Page:Rosny aîné - La Jeune vampire, 1920.djvu/18

La bibliothèque libre.
Le texte de cette page a été corrigé et est conforme au fac-similé.
18
LA JEUNE VAMPIRE

indifférente. Dès qu’elle distingua Bluewinkle, ses lèvres frémirent, on l’entendit chuchoter :

— Darling !

— Bother the man ! [1] grommelait tout bas Coleman. Il l’agite… il l’agite trop !… On devrait pouvoir le visser dans une cellule pendant vingt-quatre heures… Qu’est-ce que je disais !

Les paupières d’Evelyn s’étaient refermées ; un pli douloureux se creusait entre les sourcils ; puis, le souffle parut se ralentir.

— Du sang ! C’est du sang qu’il lui faut ! Je parierais mille livres contre une guinée, continuait à soliloquer le neurologiste.

Et, s’adressant au colosse :

— David, mon camarade, ôtez ce veston et retroussez une manche de votre chemise…

L’autre obéit avec calme et méthode, mais alors Percy fut saisi d’un doute.
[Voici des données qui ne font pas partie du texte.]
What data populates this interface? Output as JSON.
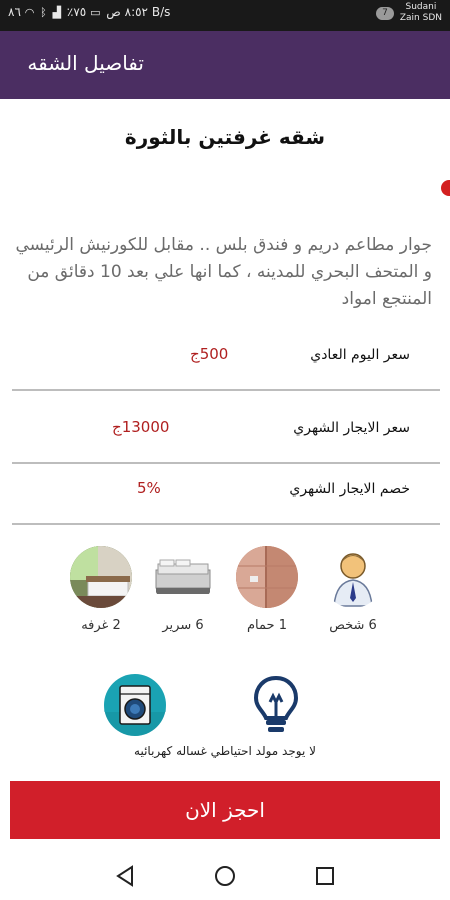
{
  "status_bar": {
    "time": "٨:٥٢ ص",
    "speed": "٨٦ B/s",
    "battery": "٧٥٪",
    "carrier_badge": "7",
    "carrier_name_line1": "Sudani",
    "carrier_name_line2": "Zain SDN"
  },
  "app_bar": {
    "title": "تفاصيل الشقه",
    "background": "#4b2e62"
  },
  "listing": {
    "title": "شقه غرفتين بالثورة",
    "description": "جوار مطاعم دريم و فندق بلس .. مقابل للكورنيش الرئيسي و المتحف البحري للمدينه ، كما انها علي بعد 10 دقائق من  المنتجع امواد"
  },
  "pricing": {
    "daily": {
      "label": "سعر اليوم العادي",
      "value": "500ج"
    },
    "monthly": {
      "label": "سعر الايجار الشهري",
      "value": "13000ج"
    },
    "discount": {
      "label": "خصم الايجار الشهري",
      "value": "5%"
    },
    "value_color": "#b02020"
  },
  "amenities": [
    {
      "icon": "person-icon",
      "label": "6 شخص"
    },
    {
      "icon": "bathroom-icon",
      "label": "1 حمام"
    },
    {
      "icon": "bed-icon",
      "label": "6 سرير"
    },
    {
      "icon": "room-icon",
      "label": "2  غرفه"
    }
  ],
  "utilities": {
    "icons": [
      "lightbulb-icon",
      "washing-machine-icon"
    ],
    "text": "لا يوجد مولد احتياطي غساله كهربائيه"
  },
  "book_button": {
    "label": "احجز الان",
    "color": "#d11f2a"
  },
  "nav_bar": {
    "icons": [
      "back-icon",
      "home-icon",
      "recents-icon"
    ]
  }
}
Fallait-il injecter du sang à la malade ? Ou fallait-il qu’elle puisât d’emblée à la source ?… En soi, l’injection paraissait préférable ; mais, dans les cas exceptionnels, Coleman avait pour principe de rejeter la logique et de s’en tenir strictement à la méthode qui a fait ses preuves. Or, Evelyn n’avait jamais absorbé le sang indirectement… Il remit en place la seringue qu’il venait d’aveindre, examina le bras du jeune David et appliqua lui-même les lèvres d’Evelyn à l’endroit qu’il jugea le plus favorable.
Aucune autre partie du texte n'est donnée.